Series: Human Universe

Meat-Eaters

   1998    Nature
This episode examines those birds whose sustenance comes from flesh and their methods of hunting. In New Zealand, Sir Attenborough observes Keas, parrots that do not eat meat exclusively, raiding a shearwater's burrow for a chick. However, it is the dedicated birds of prey, such as owls, buzzards, eagles, falcons and vultures, to which much of the programme is devoted. In order to spot and pursue their victims, senses of sight and hearing are very acute.

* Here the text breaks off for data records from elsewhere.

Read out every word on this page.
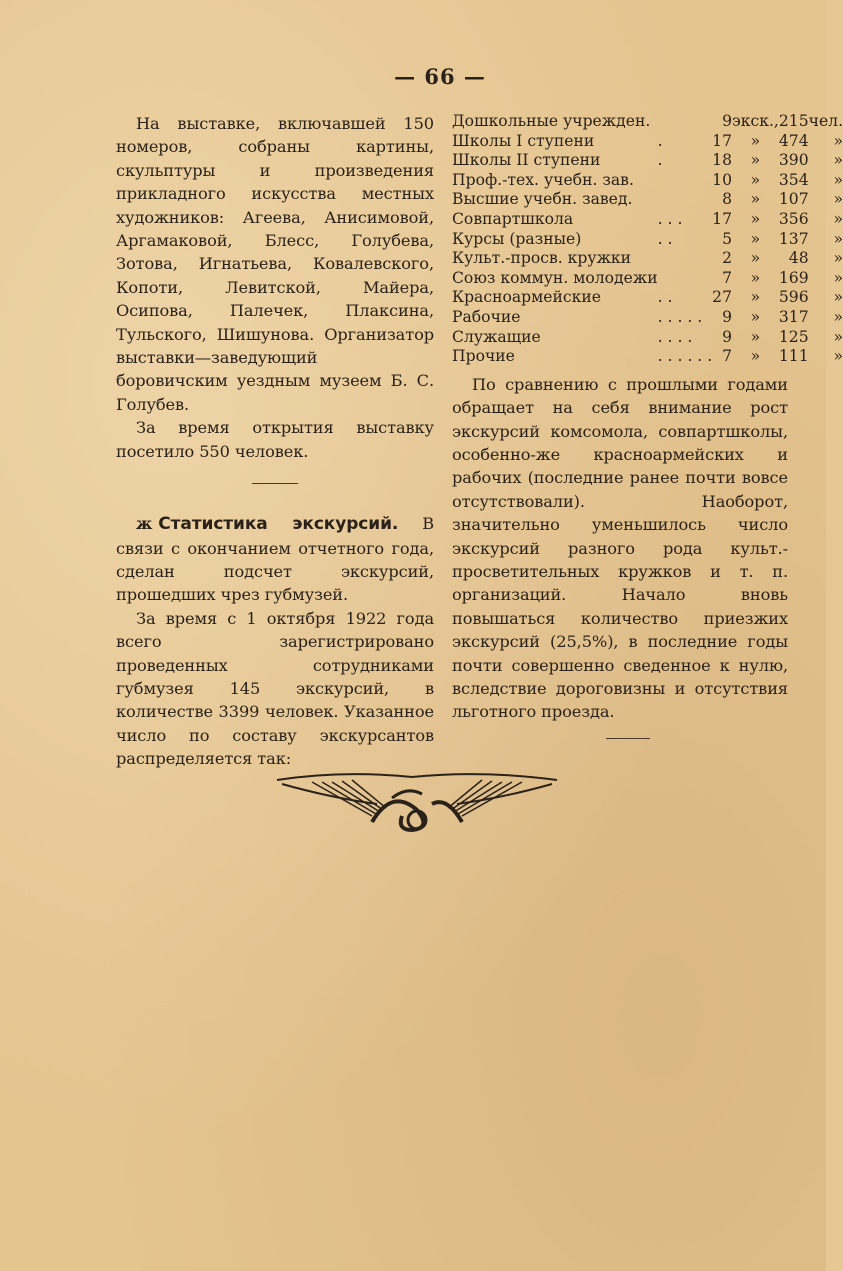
— 66 —

На выставке, включавшей 150 номеров, собраны картины, скульптуры и произведения прикладного искусства местных художников: Агеева, Анисимовой, Аргамаковой, Блесс, Голубева, Зотова, Игнатьева, Ковалевского, Копоти, Левитской, Майера, Осипова, Палечек, Плаксина, Тульского, Шишунова. Организатор выставки—заведующий боровичским уездным музеем Б. С. Голубев.

За время открытия выставку посетило 550 человек.

ж Статистика экскурсий. В связи с окончанием отчетного года, сделан подсчет экскурсий, прошедших чрез губмузей.

За время с 1 октября 1922 года всего зарегистрировано проведенных сотрудниками губмузея 145 экскурсий, в количестве 3399 человек. Указанное число по составу экскурсантов распределяется так:

Дошкольные учрежден.		9	экск.,	215	чел.
Школы I ступени	.	17	»	474	»
Школы II ступени	.	18	»	390	»
Проф.-тех. учебн. зав.		10	»	354	»
Высшие учебн. завед.		8	»	107	»
Совпартшкола	. . .	17	»	356	»
Курсы (разные)	. .	5	»	137	»
Культ.-просв. кружки		2	»	48	»
Союз коммун. молодежи		7	»	169	»
Красноармейские	. .	27	»	596	»
Рабочие	. . . . .	9	»	317	»
Служащие	. . . .	9	»	125	»
Прочие	. . . . . .	7	»	111	»

По сравнению с прошлыми годами обращает на себя внимание рост экскурсий комсомола, совпартшколы, особенно-же красноармейских и рабочих (последние ранее почти вовсе отсутствовали). Наоборот, значительно уменьшилось число экскурсий разного рода культ.-просветительных кружков и т. п. организаций. Начало вновь повышаться количество приезжих экскурсий (25,5%), в последние годы почти совершенно сведенное к нулю, вследствие дороговизны и отсутствия льготного проезда.
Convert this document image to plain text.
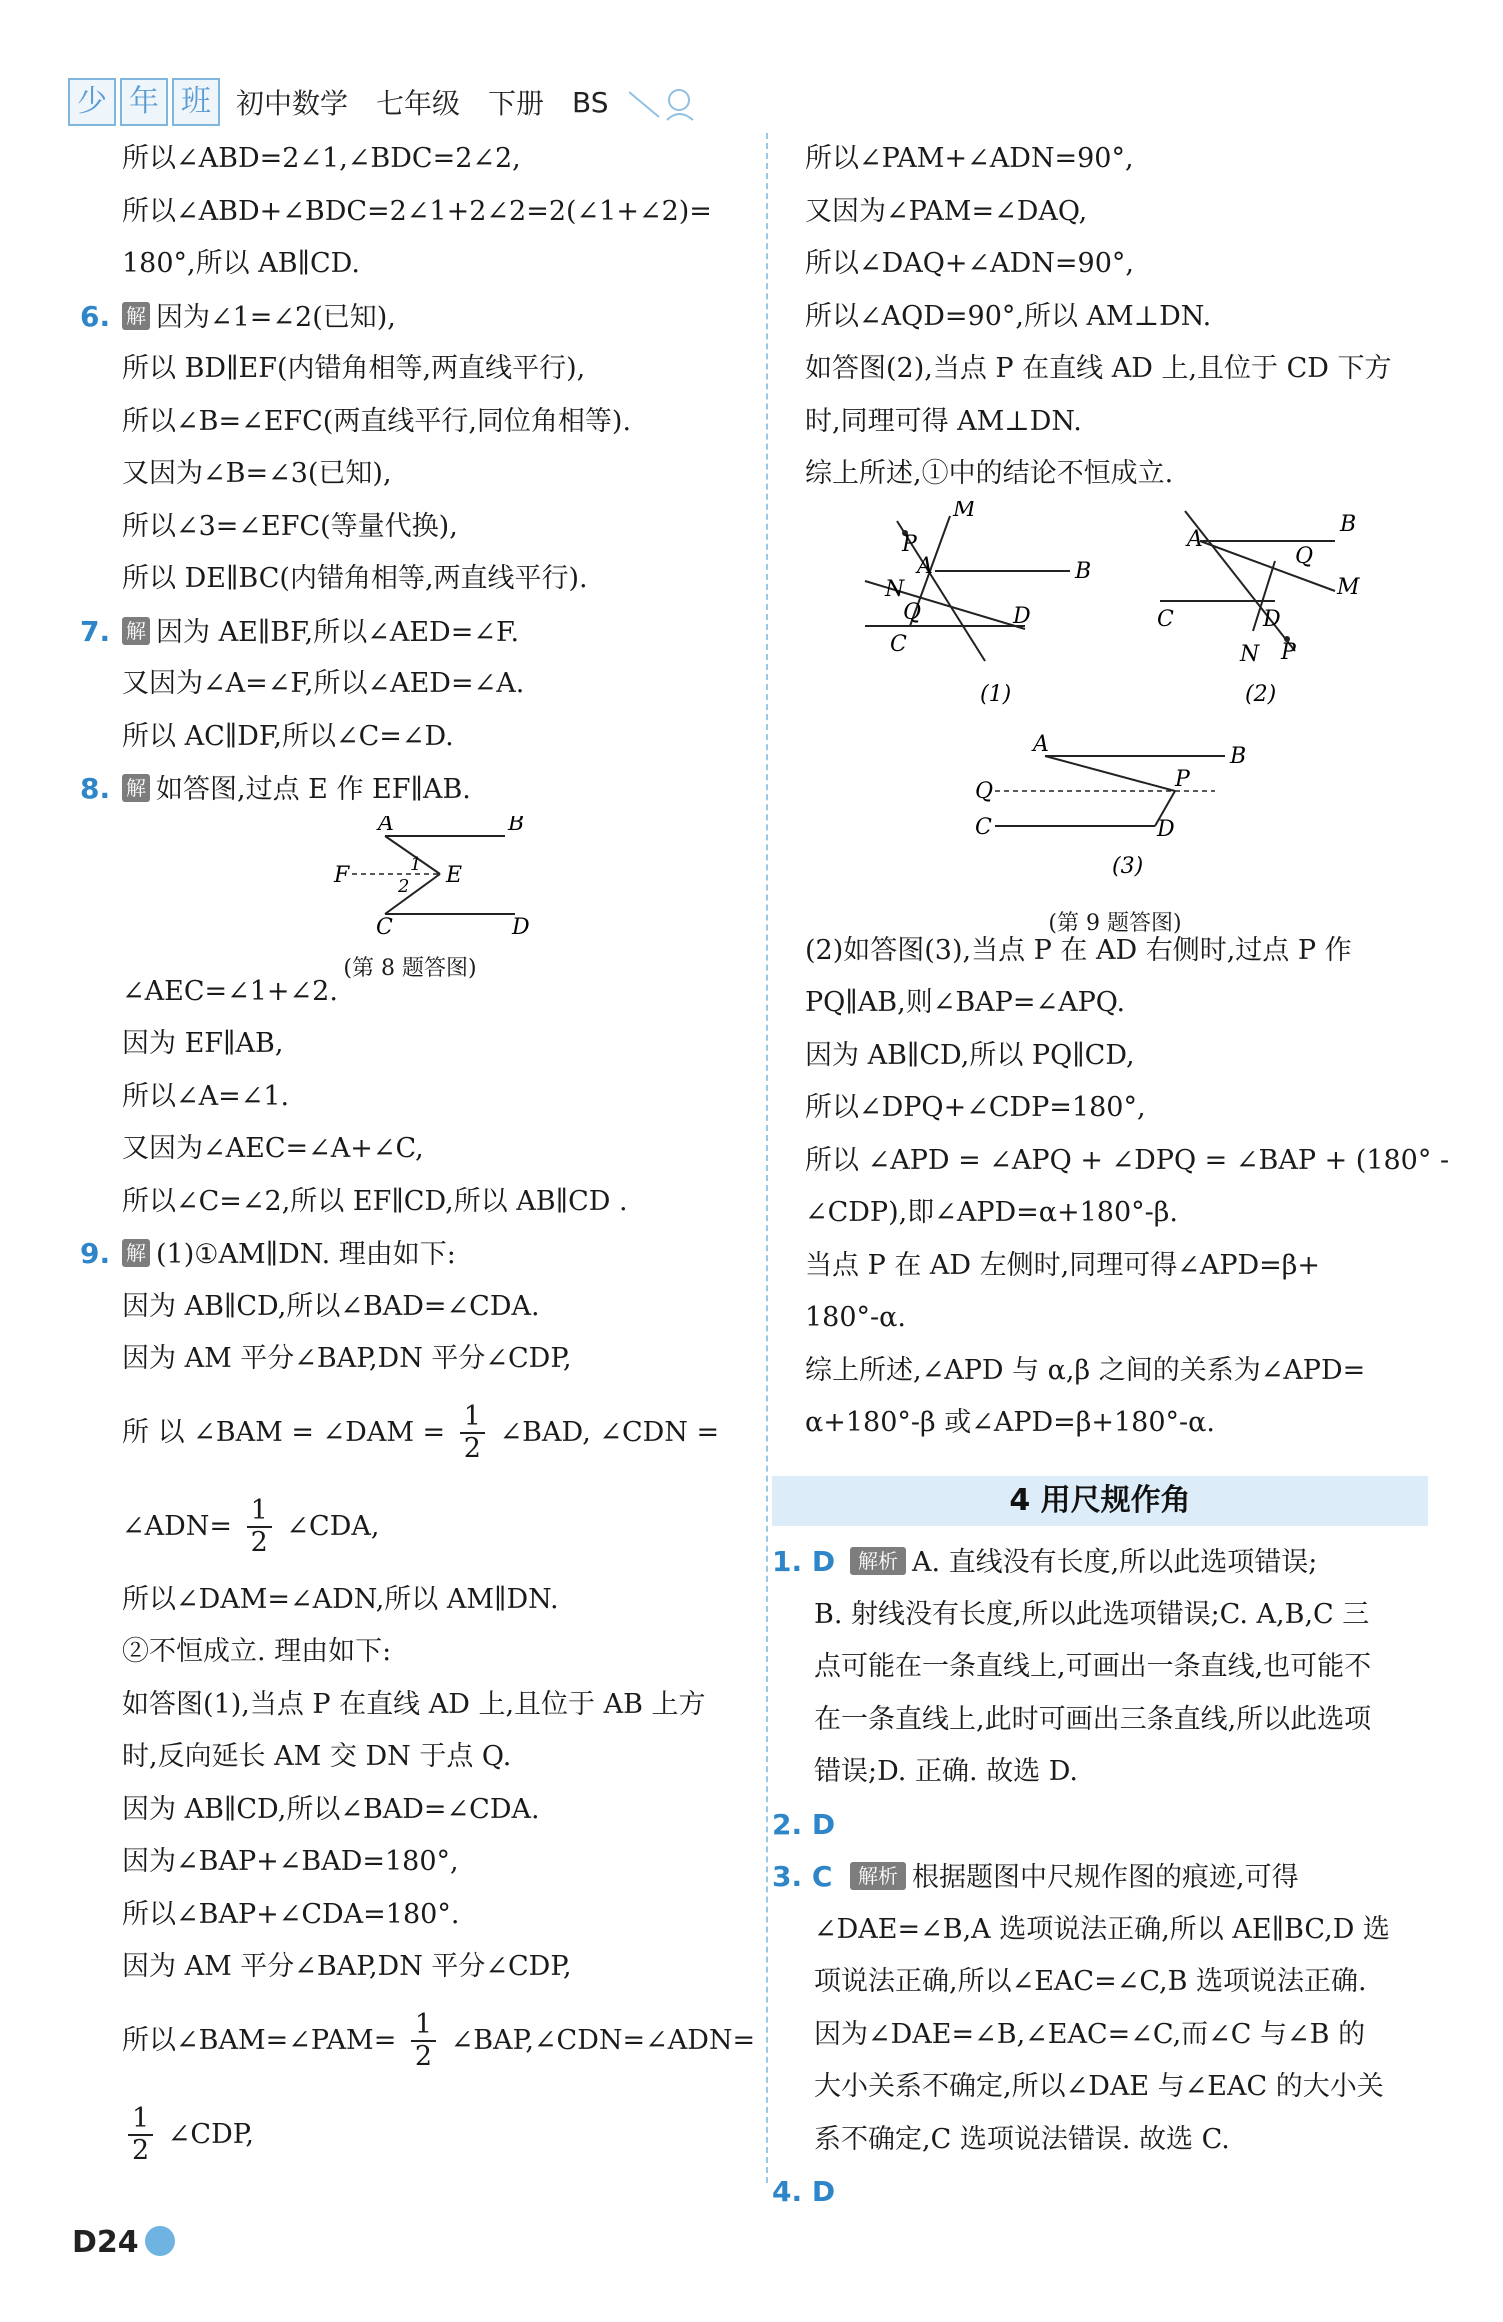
少 年 班 初中数学 七年级 下册 BS
所以∠ABD=2∠1,∠BDC=2∠2,
所以∠ABD+∠BDC=2∠1+2∠2=2(∠1+∠2)=
180°,所以 AB∥CD.
6. 解 因为∠1=∠2(已知),
所以 BD∥EF(内错角相等,两直线平行),
所以∠B=∠EFC(两直线平行,同位角相等).
又因为∠B=∠3(已知),
所以∠3=∠EFC(等量代换),
所以 DE∥BC(内错角相等,两直线平行).
7. 解 因为 AE∥BF,所以∠AED=∠F.
又因为∠A=∠F,所以∠AED=∠A.
所以 AC∥DF,所以∠C=∠D.
8. 解 如答图,过点 E 作 EF∥AB.
A	B
F	E
1
2
C	D
(第 8 题答图)
∠AEC=∠1+∠2.
因为 EF∥AB,
所以∠A=∠1.
又因为∠AEC=∠A+∠C,
所以∠C=∠2,所以 EF∥CD,所以 AB∥CD .
9. 解 (1)①AM∥DN. 理由如下:
因为 AB∥CD,所以∠BAD=∠CDA.
因为 AM 平分∠BAP,DN 平分∠CDP,
所 以 ∠BAM = ∠DAM = $\frac{1}{2}$ ∠BAD, ∠CDN =
∠ADN= $\frac{1}{2}$ ∠CDA,
所以∠DAM=∠ADN,所以 AM∥DN.
②不恒成立. 理由如下:
如答图(1),当点 P 在直线 AD 上,且位于 AB 上方
时,反向延长 AM 交 DN 于点 Q.
因为 AB∥CD,所以∠BAD=∠CDA.
因为∠BAP+∠BAD=180°,
所以∠BAP+∠CDA=180°.
因为 AM 平分∠BAP,DN 平分∠CDP,
所以∠BAM=∠PAM= $\frac{1}{2}$ ∠BAP,∠CDN=∠ADN=
$\frac{1}{2}$ ∠CDP,
所以∠PAM+∠ADN=90°,
又因为∠PAM=∠DAQ,
所以∠DAQ+∠ADN=90°,
所以∠AQD=90°,所以 AM⊥DN.
如答图(2),当点 P 在直线 AD 上,且位于 CD 下方
时,同理可得 AM⊥DN.
综上所述,①中的结论不恒成立.
M
P
A	B
N
Q	D
C
A
B
Q
M
C	D
N P
(1)	(2)
A	B
P
Q
C	D
(3)
(第 9 题答图)
(2)如答图(3),当点 P 在 AD 右侧时,过点 P 作
PQ∥AB,则∠BAP=∠APQ.
因为 AB∥CD,所以 PQ∥CD,
所以∠DPQ+∠CDP=180°,
所以 ∠APD = ∠APQ + ∠DPQ = ∠BAP + (180° -
∠CDP),即∠APD=α+180°-β.
当点 P 在 AD 左侧时,同理可得∠APD=β+
180°-α.
综上所述,∠APD 与 α,β 之间的关系为∠APD=
α+180°-β 或∠APD=β+180°-α.
4 用尺规作角
1. D 解析 A. 直线没有长度,所以此选项错误;
B. 射线没有长度,所以此选项错误;C. A,B,C 三
点可能在一条直线上,可画出一条直线,也可能不
在一条直线上,此时可画出三条直线,所以此选项
错误;D. 正确. 故选 D.
2. D
3. C 解析 根据题图中尺规作图的痕迹,可得
∠DAE=∠B,A 选项说法正确,所以 AE∥BC,D 选
项说法正确,所以∠EAC=∠C,B 选项说法正确.
因为∠DAE=∠B,∠EAC=∠C,而∠C 与∠B 的
大小关系不确定,所以∠DAE 与∠EAC 的大小关
系不确定,C 选项说法错误. 故选 C.
4. D
D24
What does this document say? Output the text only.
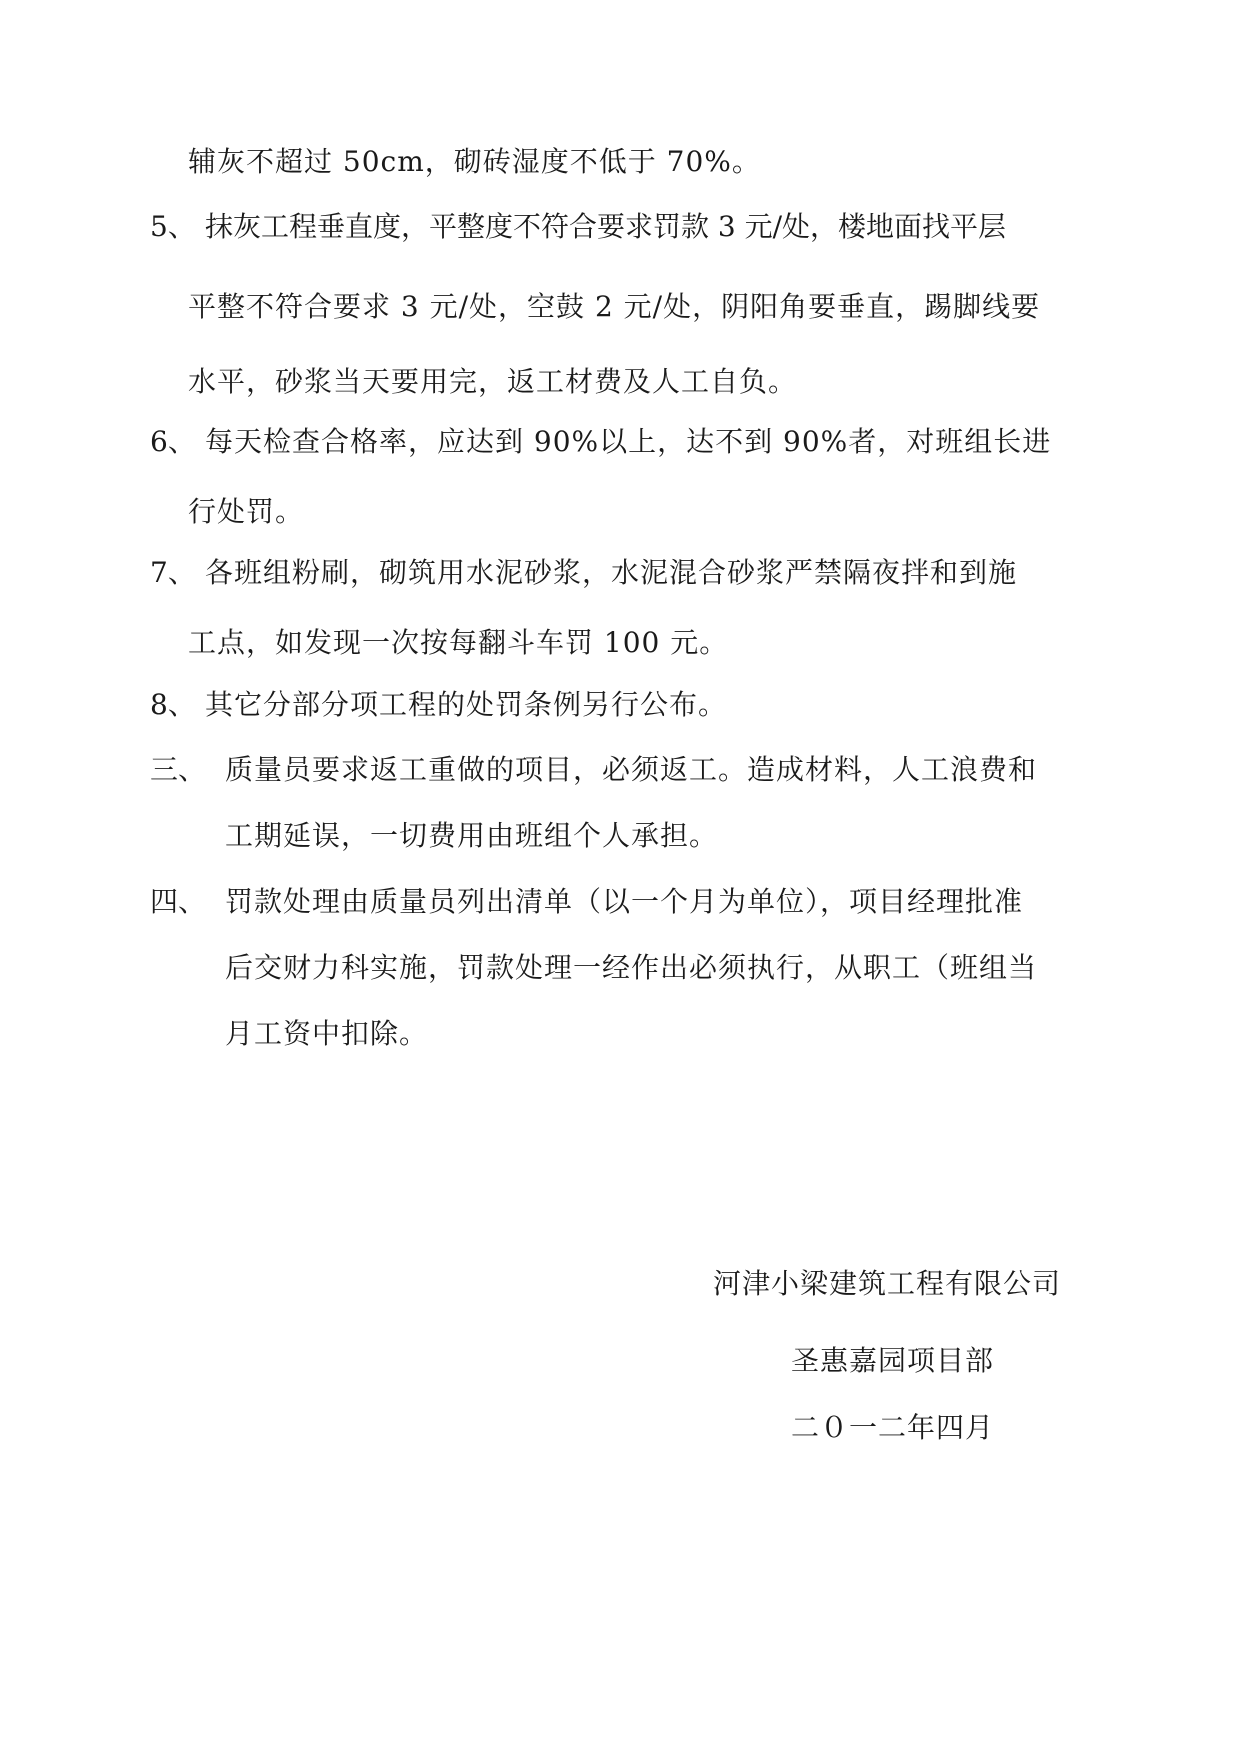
辅灰不超过 50cm，砌砖湿度不低于 70%。
5、 抹灰工程垂直度，平整度不符合要求罚款 3 元/处，楼地面找平层
平整不符合要求 3 元/处，空鼓 2 元/处，阴阳角要垂直，踢脚线要
水平，砂浆当天要用完，返工材费及人工自负。
6、 每天检查合格率，应达到 90%以上，达不到 90%者，对班组长进
行处罚。
7、 各班组粉刷，砌筑用水泥砂浆，水泥混合砂浆严禁隔夜拌和到施
工点，如发现一次按每翻斗车罚 100 元。
8、 其它分部分项工程的处罚条例另行公布。
三、 质量员要求返工重做的项目，必须返工。造成材料，人工浪费和
工期延误，一切费用由班组个人承担。
四、 罚款处理由质量员列出清单（以一个月为单位），项目经理批准
后交财力科实施，罚款处理一经作出必须执行，从职工（班组当
月工资中扣除。
河津小梁建筑工程有限公司
圣惠嘉园项目部
二０一二年四月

Vultures are the exception, in that they eat what others have left, and once a carcass is found, so many birds descend on it that the carrion seems submerged beneath them. The Turkey Vulture is an anomaly within its group, as it also has a keen sense of smell. Eagles defend their territory vigorously, and a pair of sea eagles are shown engaging in an aerial battle. The Galápagos Hawk hunts Marine Iguanas, but can only do so when its quarry is vulnerable, during the breeding season. The African Harrier Hawk has adapted to extracting burrowing animals by virtue of an especially long, double-jointed pair of legs. By contrast, a shrike is not equipped with the requisite sharp beak and talons needed for butchery, and so dismembers its kill by impaling it on the thorns of acacias. The Lammergeier eats bones, and will drop them on to rocks from a great height in order to break them down to a digestible size. Also featured are the Eurasian Sparrowhawk, Goshawk and Peregrine Falcon.